To secure the front panel of the nesting box, I use a 3/16" bit to drill out the hole shown here to the depth of about 3 inches.  A galvanized 16 penny nail is inserted to keep the front panel closed.  This 3 1/2" long nail means that about a half inch is left exposed so that it can be easily removed when opening the box for monitoring the nest.

Sorry for the blurry photo!  I learned last year that you can use a bar of Ivory soap to coat the underside of the roof (ceiling) to deter paper wasps from building their nests inside Bluebird nesting boxes.  The presence of wasps in a nesting box makes it difficult for Bluebirds to nest and raise their young.

This light green nesting box was used by a pair of little Brown-headed Nuthatches last summer.  They laid six eggs and fledged five young birds.  Later in the summer a pair of Eastern Bluebirds built a nest in this same box.  I found that nest had failed some time after the eggs were laid but before they hatched.  The nest was very wet. It appears that a storm blew rain through the entrance hole and soaked the contents.  I generally face my boxes to the East, Southeast or South so that the front of the box get some early morning sun, especially in the early spring.  In our location many of our storms come in from the West, so I usually avoid facing boxes in that direction.

The summer before, this box was home to a large paper wasp nest.  This was before I learned about Ivory soap!  In addition a mud dauber built its chambered nest on the side of the nesting cup.  Nature is always looking for a way and a place to reproduce!

This light blue Bluebird nesting box has been home to five Bluebird nests over the past two seasons.  One of those nests failed last spring, the eggs not hatching several days after the expected hatch date and the mother bird abandoning it.  After removing the old nest and eggs and placing a new nesting cup in the box, the pair built a new nest and raised a successful brood.

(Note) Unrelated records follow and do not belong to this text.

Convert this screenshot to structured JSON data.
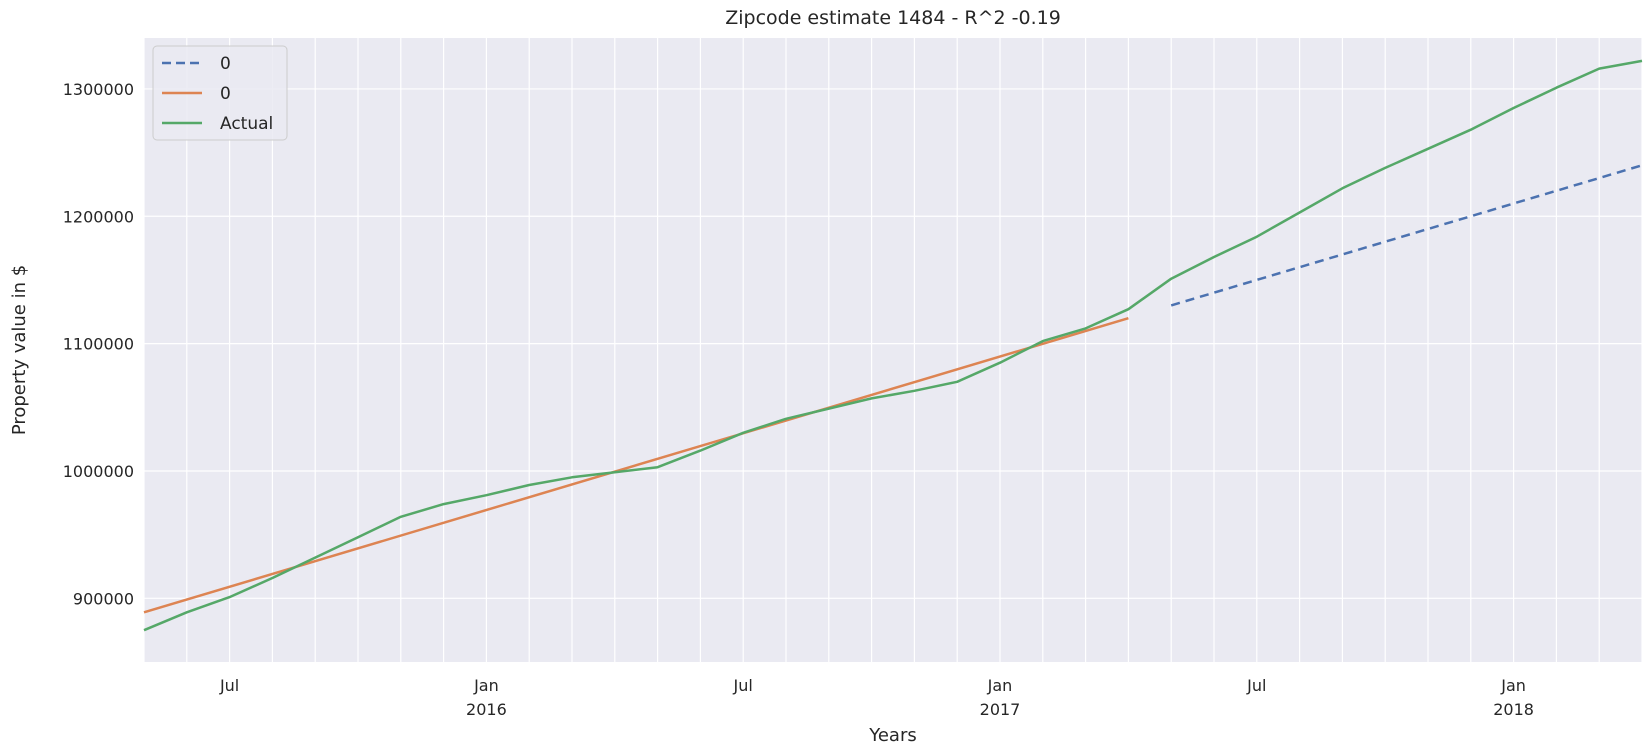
{
  "chart_data": {
    "type": "line",
    "title": "Zipcode estimate 1484 - R^2 -0.19",
    "xlabel": "Years",
    "ylabel": "Property value in $",
    "xlim": [
      "2015-05",
      "2018-04"
    ],
    "ylim": [
      850000,
      1340000
    ],
    "y_ticks": [
      900000,
      1000000,
      1100000,
      1200000,
      1300000
    ],
    "x_ticks": [
      {
        "month": "2015-07",
        "label": "Jul",
        "sublabel": ""
      },
      {
        "month": "2016-01",
        "label": "Jan",
        "sublabel": "2016"
      },
      {
        "month": "2016-07",
        "label": "Jul",
        "sublabel": ""
      },
      {
        "month": "2017-01",
        "label": "Jan",
        "sublabel": "2017"
      },
      {
        "month": "2017-07",
        "label": "Jul",
        "sublabel": ""
      },
      {
        "month": "2018-01",
        "label": "Jan",
        "sublabel": "2018"
      }
    ],
    "grid": true,
    "legend_position": "top-left",
    "series": [
      {
        "name": "0",
        "color": "#4c72b0",
        "style": "dashed",
        "points": [
          [
            "2017-05",
            1130000
          ],
          [
            "2018-04",
            1240000
          ]
        ]
      },
      {
        "name": "0",
        "color": "#dd8452",
        "style": "solid",
        "points": [
          [
            "2015-05",
            889000
          ],
          [
            "2017-04",
            1120000
          ]
        ]
      },
      {
        "name": "Actual",
        "color": "#55a868",
        "style": "solid",
        "points": [
          [
            "2015-05",
            875000
          ],
          [
            "2015-06",
            889000
          ],
          [
            "2015-07",
            901000
          ],
          [
            "2015-08",
            916000
          ],
          [
            "2015-09",
            932000
          ],
          [
            "2015-10",
            948000
          ],
          [
            "2015-11",
            964000
          ],
          [
            "2015-12",
            974000
          ],
          [
            "2016-01",
            981000
          ],
          [
            "2016-02",
            989000
          ],
          [
            "2016-03",
            995000
          ],
          [
            "2016-04",
            999000
          ],
          [
            "2016-05",
            1003000
          ],
          [
            "2016-06",
            1016000
          ],
          [
            "2016-07",
            1030000
          ],
          [
            "2016-08",
            1041000
          ],
          [
            "2016-09",
            1049000
          ],
          [
            "2016-10",
            1057000
          ],
          [
            "2016-11",
            1063000
          ],
          [
            "2016-12",
            1070000
          ],
          [
            "2017-01",
            1085000
          ],
          [
            "2017-02",
            1102000
          ],
          [
            "2017-03",
            1112000
          ],
          [
            "2017-04",
            1127000
          ],
          [
            "2017-05",
            1151000
          ],
          [
            "2017-06",
            1168000
          ],
          [
            "2017-07",
            1184000
          ],
          [
            "2017-08",
            1203000
          ],
          [
            "2017-09",
            1222000
          ],
          [
            "2017-10",
            1238000
          ],
          [
            "2017-11",
            1253000
          ],
          [
            "2017-12",
            1268000
          ],
          [
            "2018-01",
            1285000
          ],
          [
            "2018-02",
            1301000
          ],
          [
            "2018-03",
            1316000
          ],
          [
            "2018-04",
            1322000
          ]
        ]
      }
    ]
  }
}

Ventilation is very important for nesting  boxes.Notice the two holes on the side of the box near the roof-line and the open slot just above the entrance hole.  These openings help evacuate the heat that can build up inside the box on hot summer days.

This trail of seven Bluebird nesting boxes is located in West Raleigh, NC.  I have eight more boxes erected around our home about four miles away.  Last year these 15 nesting boxes provided safe cavities for 18 nests to be built.  Those nests held a total of 90 eggs that were laid by several species of birds including Eastern Bluebirds, Carolina Chickadees, Brown-headed Nuthatches, Tufted Titmice, and Carolina Wrens.  Of those 90 eggs, 70 hatched and 69 of the hatchlings developed into young birds.  These little birds took flight after being successfully fed and nurtured by their parents.